Amphithéâtre romain, Mérida, Badajoz
A la rencontre de l’Orient et l’Occident
Cette rencontre remonte aux temps éloignés des Phéniciens, et les liens de l’Espagne avec l’Afrique du nord sont présents dès l’Antiquité et aux origines même de l’art chrétien. L’Ibérie apparaît géographiquement comme le prolongement naturel de l’Afrique ; l’histoire ne dément pas cette complicité. A la suite de leur expansion en Afrique du nord, alors que l’islam n’a pas un siècle, l’apport arabo-berbère apparaît inéluctable.
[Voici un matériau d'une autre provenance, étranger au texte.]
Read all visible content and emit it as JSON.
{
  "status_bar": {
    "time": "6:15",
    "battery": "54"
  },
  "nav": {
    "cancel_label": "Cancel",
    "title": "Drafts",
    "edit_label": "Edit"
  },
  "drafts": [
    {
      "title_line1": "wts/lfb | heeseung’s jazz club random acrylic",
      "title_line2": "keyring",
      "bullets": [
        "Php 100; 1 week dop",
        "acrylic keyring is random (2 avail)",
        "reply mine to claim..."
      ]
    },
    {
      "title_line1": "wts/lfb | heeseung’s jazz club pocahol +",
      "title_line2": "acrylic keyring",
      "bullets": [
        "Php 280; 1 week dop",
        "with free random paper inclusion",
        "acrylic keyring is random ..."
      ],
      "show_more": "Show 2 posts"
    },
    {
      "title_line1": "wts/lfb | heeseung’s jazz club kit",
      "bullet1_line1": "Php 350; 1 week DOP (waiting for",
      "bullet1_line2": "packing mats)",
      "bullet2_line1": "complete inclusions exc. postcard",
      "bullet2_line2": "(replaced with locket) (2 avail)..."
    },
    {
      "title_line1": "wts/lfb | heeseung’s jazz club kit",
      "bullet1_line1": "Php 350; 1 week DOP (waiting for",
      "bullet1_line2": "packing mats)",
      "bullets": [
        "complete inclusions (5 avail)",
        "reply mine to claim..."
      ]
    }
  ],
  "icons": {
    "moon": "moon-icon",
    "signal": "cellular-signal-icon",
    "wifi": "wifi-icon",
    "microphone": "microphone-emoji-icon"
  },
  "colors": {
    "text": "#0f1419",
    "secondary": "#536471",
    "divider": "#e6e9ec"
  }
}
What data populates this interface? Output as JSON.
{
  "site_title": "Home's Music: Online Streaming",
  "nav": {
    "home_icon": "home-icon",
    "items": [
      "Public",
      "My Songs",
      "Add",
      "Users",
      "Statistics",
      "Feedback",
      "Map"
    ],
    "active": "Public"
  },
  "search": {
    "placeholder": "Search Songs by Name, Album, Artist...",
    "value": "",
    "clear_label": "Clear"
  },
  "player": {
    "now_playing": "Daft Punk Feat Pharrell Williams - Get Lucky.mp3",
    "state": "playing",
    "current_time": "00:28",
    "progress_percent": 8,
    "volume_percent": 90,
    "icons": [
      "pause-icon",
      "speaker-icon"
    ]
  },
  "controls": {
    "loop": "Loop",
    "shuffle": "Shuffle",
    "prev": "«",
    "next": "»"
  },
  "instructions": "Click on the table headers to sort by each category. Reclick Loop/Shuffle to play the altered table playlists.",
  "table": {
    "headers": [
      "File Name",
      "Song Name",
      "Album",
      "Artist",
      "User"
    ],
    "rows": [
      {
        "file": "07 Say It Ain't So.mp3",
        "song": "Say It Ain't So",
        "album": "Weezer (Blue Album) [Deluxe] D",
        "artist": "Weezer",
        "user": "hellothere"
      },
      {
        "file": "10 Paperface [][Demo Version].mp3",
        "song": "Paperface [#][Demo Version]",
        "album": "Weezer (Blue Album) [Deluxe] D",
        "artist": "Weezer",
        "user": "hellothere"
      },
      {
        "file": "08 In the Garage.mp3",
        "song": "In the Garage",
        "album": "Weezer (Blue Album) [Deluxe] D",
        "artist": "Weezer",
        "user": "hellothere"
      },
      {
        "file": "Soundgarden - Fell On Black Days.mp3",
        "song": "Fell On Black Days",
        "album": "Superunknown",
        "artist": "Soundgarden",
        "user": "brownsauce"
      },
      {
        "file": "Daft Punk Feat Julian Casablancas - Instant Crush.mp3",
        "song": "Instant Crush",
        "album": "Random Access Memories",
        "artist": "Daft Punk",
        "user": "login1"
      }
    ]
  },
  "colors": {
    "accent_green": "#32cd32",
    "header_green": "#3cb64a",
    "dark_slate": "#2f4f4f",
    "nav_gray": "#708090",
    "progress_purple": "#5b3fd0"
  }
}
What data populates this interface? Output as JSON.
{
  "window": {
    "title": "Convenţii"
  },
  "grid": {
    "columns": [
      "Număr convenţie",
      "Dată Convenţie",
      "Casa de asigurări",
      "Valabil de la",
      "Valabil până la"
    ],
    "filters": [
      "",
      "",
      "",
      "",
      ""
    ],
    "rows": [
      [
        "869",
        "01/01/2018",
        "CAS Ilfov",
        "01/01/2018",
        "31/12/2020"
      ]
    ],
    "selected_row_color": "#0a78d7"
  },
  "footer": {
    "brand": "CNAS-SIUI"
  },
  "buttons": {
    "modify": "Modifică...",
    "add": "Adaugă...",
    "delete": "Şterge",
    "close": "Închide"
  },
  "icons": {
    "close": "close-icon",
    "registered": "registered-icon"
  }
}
Omeyyade, Almohade et Nasride
] Chacune des brillantes civilisations de la province arabe d’Al Andalus montre par la magnificence de ses vestiges une active participation à l’art de l’islam. Les Omeyades s’attachent aux matériaux nobles, la pierre et le marbre, selon la tradition syrienne et sans ignorer l’art romain. Les Almohades font de la brique, du bois merveilleusement assemblé et ajusté, de la céramique, les azulejos, et du travail du stuc, yeserias, les miracles de leur architecture d’une grande richesse ornementale. Les Nasrides se placent dans cette continuité mais multiplient les effets décoratifs alors que la céramique, comme dans l’ensemble du Moyen Orient, prend une nouvelle importance. L’Alhambra rivalise sans conteste avec les plus beaux palais d’Orient.
Mozarabes et mudéjars
Le maintien de populations chrétienne ou musulmane en territoire conquis entraîne pour les désigner l’apparition des qualificatifs mozarabe, pour les chrétiens, et mudéjar, pour les musulmans. Pourtant, les plus grands témoignages de l’art mozarabe parvenus jusqu’à nous (Xe-XIe siècles) sont élevés dans le nord reconquis, et l’art mudéjar (XIIIe-XIVe siècles), qui séduit juifs et chrétiens, n’est pas toujours l’œuvre de musulmans qui transmettent leur savoir-faire. Toute la saveur de l’Espagne réside dans la teneur complexe de ces échanges ! La spécificité des arts, mais aussi de l’artisanat espagnol, se trouve dans cette féconde interpénétration des cultures qu’illustrent les arts mozarabe et mudéjar.
Le Siècle d’or espagnol
La période de l’histoire de l’Espagne inaugurée par le règne de Charles Quint et marquée par l’apport des richesses du Nouveau Monde porte le nom de Siècle d’or (1530-1640). Cet extraordinaire épanouissement a donné naissance aux plus grands artistes. Malgré le recul économique du XVIIe siècle, sensible dès 1580, et lié au conflit avec les Flandres et aux guerres coûteuses soutenues par Philippe II, malgré le paupérisme grandissant et les pestes meurtrières, le Siècle d’or survit jusqu’au milieu du XVIIe siècle.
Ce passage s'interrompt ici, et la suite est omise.